Zelda followed in the footsteps of another important activist, Kath Williams. Kath was a trade unionist, before taking on the mantle of feminist after World War II. Her campaign of conviction was the major force behind the achievement of equal pay for women and was a huge inspiration to Zelda, who wrote a book about her.

Zelda’s contemporaries also included Mavis Robertson, best known for her pioneering role in compulsory superannuation, and Alva Geikie who worked with Zelda to protest the outcome of the Equal Pay case in 1969.

Other fearless women who made significant contributions to Victoria’s feminist movement include Vida Goldstein, the namesake of the West Gate Tunnel TBM.

Gillian’s Impact

Dr.

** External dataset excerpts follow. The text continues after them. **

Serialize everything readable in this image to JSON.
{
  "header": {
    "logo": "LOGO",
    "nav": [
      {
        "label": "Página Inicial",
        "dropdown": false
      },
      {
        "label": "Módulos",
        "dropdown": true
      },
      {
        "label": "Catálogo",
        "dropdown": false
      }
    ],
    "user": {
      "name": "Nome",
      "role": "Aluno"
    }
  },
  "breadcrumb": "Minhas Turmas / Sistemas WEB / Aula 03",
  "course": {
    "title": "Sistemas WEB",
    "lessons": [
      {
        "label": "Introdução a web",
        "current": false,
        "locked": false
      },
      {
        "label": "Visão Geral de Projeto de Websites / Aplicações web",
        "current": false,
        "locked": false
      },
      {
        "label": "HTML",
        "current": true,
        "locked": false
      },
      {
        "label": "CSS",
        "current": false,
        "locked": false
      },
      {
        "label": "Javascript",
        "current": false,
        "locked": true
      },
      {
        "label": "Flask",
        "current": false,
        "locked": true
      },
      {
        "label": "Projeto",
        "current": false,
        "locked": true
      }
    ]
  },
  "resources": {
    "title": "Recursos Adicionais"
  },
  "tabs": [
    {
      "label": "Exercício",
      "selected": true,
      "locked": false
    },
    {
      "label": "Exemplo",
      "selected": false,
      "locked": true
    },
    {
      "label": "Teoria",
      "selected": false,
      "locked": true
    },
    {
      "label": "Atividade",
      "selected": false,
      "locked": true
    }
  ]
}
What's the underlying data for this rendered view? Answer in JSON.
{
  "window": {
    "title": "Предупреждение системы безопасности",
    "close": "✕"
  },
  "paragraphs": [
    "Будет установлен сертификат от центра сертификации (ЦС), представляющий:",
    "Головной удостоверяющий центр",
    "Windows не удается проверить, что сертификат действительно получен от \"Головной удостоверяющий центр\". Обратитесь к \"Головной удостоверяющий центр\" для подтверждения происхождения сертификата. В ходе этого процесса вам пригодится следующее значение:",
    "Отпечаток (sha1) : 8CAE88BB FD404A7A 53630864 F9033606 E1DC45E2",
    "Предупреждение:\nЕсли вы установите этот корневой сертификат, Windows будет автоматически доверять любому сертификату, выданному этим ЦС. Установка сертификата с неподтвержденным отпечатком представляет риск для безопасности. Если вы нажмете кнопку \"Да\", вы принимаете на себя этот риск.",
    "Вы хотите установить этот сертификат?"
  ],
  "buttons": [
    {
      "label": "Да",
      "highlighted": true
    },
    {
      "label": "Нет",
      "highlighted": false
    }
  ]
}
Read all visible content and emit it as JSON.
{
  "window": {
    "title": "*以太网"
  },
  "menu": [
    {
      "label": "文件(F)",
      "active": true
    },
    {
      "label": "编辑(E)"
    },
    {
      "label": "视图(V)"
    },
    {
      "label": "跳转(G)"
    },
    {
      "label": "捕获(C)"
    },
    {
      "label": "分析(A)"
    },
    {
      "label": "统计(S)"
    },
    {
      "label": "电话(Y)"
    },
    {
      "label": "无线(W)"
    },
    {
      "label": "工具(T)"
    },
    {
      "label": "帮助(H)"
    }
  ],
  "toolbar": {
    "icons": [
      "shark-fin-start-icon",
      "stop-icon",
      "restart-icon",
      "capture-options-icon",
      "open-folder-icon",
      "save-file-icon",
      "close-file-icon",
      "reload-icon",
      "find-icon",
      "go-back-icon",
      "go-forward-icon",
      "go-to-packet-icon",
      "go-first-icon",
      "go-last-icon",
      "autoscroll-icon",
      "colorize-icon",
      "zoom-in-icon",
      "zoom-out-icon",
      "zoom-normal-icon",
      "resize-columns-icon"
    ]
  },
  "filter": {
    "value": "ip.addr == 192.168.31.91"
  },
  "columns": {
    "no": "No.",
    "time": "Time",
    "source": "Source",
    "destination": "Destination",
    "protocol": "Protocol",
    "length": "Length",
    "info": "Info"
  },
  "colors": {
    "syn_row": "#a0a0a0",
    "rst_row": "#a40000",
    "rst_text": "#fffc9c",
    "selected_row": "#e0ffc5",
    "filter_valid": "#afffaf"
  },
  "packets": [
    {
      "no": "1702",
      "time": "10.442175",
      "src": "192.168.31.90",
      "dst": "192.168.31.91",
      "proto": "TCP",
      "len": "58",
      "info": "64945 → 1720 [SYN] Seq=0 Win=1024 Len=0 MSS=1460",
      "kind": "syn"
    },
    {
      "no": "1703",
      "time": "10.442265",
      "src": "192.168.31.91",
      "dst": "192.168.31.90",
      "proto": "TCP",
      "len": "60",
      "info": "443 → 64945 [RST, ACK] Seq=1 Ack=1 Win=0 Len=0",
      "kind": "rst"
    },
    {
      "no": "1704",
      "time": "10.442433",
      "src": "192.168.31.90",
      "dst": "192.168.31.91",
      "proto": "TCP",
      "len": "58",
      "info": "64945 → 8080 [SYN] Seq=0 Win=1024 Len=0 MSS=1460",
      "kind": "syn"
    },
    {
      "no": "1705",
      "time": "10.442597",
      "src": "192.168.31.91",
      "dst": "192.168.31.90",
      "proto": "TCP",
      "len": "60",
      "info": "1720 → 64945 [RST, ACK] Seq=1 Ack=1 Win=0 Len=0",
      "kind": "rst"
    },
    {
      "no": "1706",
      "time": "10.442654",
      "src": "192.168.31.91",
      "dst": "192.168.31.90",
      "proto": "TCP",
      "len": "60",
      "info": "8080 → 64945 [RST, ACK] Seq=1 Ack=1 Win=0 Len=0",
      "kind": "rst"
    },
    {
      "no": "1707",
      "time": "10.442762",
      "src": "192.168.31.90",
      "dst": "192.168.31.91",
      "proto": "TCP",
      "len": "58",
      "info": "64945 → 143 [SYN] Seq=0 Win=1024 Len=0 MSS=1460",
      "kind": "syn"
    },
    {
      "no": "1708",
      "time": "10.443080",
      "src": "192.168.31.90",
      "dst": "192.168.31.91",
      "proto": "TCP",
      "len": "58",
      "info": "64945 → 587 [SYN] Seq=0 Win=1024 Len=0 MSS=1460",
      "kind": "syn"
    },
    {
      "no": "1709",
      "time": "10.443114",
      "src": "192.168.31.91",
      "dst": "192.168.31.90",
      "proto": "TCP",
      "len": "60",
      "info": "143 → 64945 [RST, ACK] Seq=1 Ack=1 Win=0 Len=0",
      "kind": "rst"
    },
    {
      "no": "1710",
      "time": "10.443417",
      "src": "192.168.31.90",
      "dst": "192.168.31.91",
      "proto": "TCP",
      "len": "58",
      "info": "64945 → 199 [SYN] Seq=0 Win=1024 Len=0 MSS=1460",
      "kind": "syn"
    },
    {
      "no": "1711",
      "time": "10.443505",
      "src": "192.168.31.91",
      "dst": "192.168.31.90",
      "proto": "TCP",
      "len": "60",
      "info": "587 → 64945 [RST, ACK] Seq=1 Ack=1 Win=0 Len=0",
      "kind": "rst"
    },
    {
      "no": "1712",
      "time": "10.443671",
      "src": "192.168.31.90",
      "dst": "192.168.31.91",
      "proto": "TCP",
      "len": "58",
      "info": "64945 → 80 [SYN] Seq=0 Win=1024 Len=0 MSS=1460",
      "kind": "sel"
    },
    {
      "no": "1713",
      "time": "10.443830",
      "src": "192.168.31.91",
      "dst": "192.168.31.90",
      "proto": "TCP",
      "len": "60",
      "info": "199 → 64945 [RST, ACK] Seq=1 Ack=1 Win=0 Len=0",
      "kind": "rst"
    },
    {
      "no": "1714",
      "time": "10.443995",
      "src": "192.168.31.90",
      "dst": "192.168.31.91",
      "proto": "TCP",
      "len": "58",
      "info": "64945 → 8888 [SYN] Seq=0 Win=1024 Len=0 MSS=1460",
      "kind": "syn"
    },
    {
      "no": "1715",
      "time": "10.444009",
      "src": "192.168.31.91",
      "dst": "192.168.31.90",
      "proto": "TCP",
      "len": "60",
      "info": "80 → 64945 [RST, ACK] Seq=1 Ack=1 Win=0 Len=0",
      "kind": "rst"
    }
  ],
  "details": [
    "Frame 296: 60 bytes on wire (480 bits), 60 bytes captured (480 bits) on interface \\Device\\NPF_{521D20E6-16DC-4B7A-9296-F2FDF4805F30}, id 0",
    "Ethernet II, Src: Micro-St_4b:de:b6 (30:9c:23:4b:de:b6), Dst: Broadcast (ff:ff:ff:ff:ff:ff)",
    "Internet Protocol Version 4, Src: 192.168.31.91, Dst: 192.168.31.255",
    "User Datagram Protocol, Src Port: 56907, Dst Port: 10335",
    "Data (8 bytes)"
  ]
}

Gillian Opie founded the Mercy Health Breastmilk Bank at Mercy Hospital for Women in Heidelberg in 2011. The Mercy Health Breastmilk Bank provides vulnerable infants with access to safe, screened and Pasteurised Donor Milk (PDM), with the aim of ensuring every baby has the best start in life.

Dr. Gillian Opie emphasises the significance of providing this service when a mother’s own supply is low, and how breast milk has unique infection providing properties that infant formula does not provide.

Since opening in 2011, the Mercy Health Breastmilk Bank has had over 400 milk donors provide more than 4,232 litres of breastmilk to thousands of recipients.

The service expanded in 2019, opening satellite sites at Monash Children’s Hospital and the Royal Children’s Hospital, and a site at the Royal Women’s Hospital.